On Harry’s Place Arts, Andrew Harrison writes on the regeneration of RTD into Steven Moffat:
After this year’s Christmas special – a rich and timeless family tradition stretching all the way back to 2005 – there will be four extended Whos in 2009 and then nothing… nothing until 2010, whereupon Steven The Empty Child/Blink Moffat takes over as show-runner from Russell T Davies. The tale of Moffat/Davies can easily be projected as a geeks’ version of Brown/Blair, a symbolic battle for the soul of the show albeit without the rancour or the dodgy deals in North London restaurants. There’s never been any real doubt that “dour Scot” Moffat, who made his Who name with chillers featuring gas-mask-faced children and killer statues and actually isn’t remotely dour at all, would take over from the fluffier, more emotionally-centred Davies. Russell is scripting next year’s quartet of specials but nevertheless last night’s episode felt like his lap of honour.

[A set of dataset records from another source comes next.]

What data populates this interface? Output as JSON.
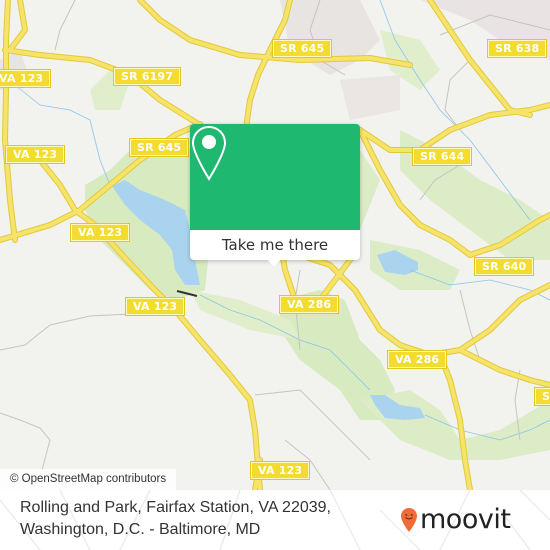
{
  "map": {
    "colors": {
      "background": "#f2f2ef",
      "park": "#d8eac0",
      "water": "#a9d3ee",
      "road_major": "#f6e36a",
      "road_casing": "#e8cf3a",
      "road_minor": "#bcbcbc",
      "stream": "#8cc4e8",
      "urban": "#e8e4e2"
    },
    "shields": [
      {
        "id": "va123-topleft",
        "label": "VA 123"
      },
      {
        "id": "sr6197",
        "label": "SR 6197"
      },
      {
        "id": "sr645-top",
        "label": "SR 645"
      },
      {
        "id": "sr638",
        "label": "SR 638"
      },
      {
        "id": "sr645-left",
        "label": "SR 645"
      },
      {
        "id": "sr644",
        "label": "SR 644"
      },
      {
        "id": "va123-left",
        "label": "VA 123"
      },
      {
        "id": "va123-mid",
        "label": "VA 123"
      },
      {
        "id": "sr640",
        "label": "SR 640"
      },
      {
        "id": "va123-lower",
        "label": "VA 123"
      },
      {
        "id": "va286-upper",
        "label": "VA 286"
      },
      {
        "id": "va286-lower",
        "label": "VA 286"
      },
      {
        "id": "sr-right-cut",
        "label": "SR"
      },
      {
        "id": "va123-bottom",
        "label": "VA 123"
      }
    ],
    "attribution": "© OpenStreetMap contributors"
  },
  "popup": {
    "button_label": "Take me there",
    "pin_icon": "map-pin-icon",
    "accent": "#1fb870"
  },
  "footer": {
    "address_line1": "Rolling and Park, Fairfax Station, VA 22039,",
    "address_line2": "Washington, D.C. - Baltimore, MD",
    "logo_text": "moovit",
    "logo_color": "#f26a38"
  }
}
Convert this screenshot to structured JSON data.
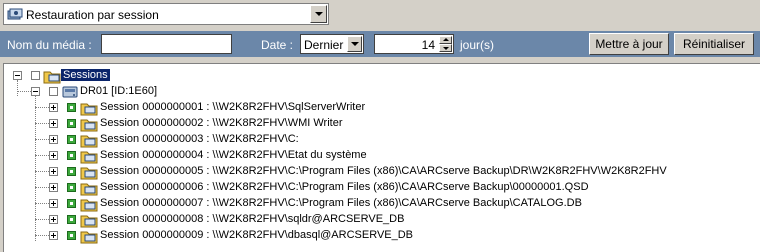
{
  "combo": {
    "value": "Restauration par session",
    "icon": "restore-session-icon"
  },
  "filter": {
    "media_label": "Nom du média :",
    "media_value": "",
    "date_label": "Date :",
    "date_option": "Dernier",
    "days_value": "14",
    "days_unit": "jour(s)",
    "update_button": "Mettre à jour",
    "reset_button": "Réinitialiser",
    "bar_color": "#6b87a9"
  },
  "tree": {
    "root_label": "Sessions",
    "server_label": "DR01 [ID:1E60]",
    "sessions": [
      "Session 0000000001 : \\\\W2K8R2FHV\\SqlServerWriter",
      "Session 0000000002 : \\\\W2K8R2FHV\\WMI Writer",
      "Session 0000000003 : \\\\W2K8R2FHV\\C:",
      "Session 0000000004 : \\\\W2K8R2FHV\\Etat du système",
      "Session 0000000005 : \\\\W2K8R2FHV\\C:\\Program Files (x86)\\CA\\ARCserve Backup\\DR\\W2K8R2FHV\\W2K8R2FHV",
      "Session 0000000006 : \\\\W2K8R2FHV\\C:\\Program Files (x86)\\CA\\ARCserve Backup\\00000001.QSD",
      "Session 0000000007 : \\\\W2K8R2FHV\\C:\\Program Files (x86)\\CA\\ARCserve Backup\\CATALOG.DB",
      "Session 0000000008 : \\\\W2K8R2FHV\\sqldr@ARCSERVE_DB",
      "Session 0000000009 : \\\\W2K8R2FHV\\dbasql@ARCSERVE_DB"
    ]
  }
}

Some denizens of the spodosphere – and not a few national newspaper columnists – are now exultant. Under Moffat they see the prospect of a return to the muscular values of Old Who: sombre plotlines, alien planets, hard sci fi, an austere vision of time and space. Davies’s angle on the show they have derided as inherently suspect, spin-driven populism possessed by the incubus of celebrity culture. Some of the Who hardcore were as irate about Davies’s tales of Rose Tyler and her family on the Powell Estate as certain old patrician Socialists who liked the idea of the working classes as long as they didn’t have to go anywhere near them (by the way, I’ve always thought that Beatrice Webb’s line about wanting to marry only Sidney’s head would have made a great Doctor Who, a bit like ‘The Brain Of Morbius’). As for Davies introducing a bit of modern, rainbow coalition, Big Tent polysexuality in the form of Captain Jack; as for the notion that the Doctor might have had girlfriends in the past; and as for Catherine Tate above all, the hardest-core’s response was best summed up as “Ew! Gross!”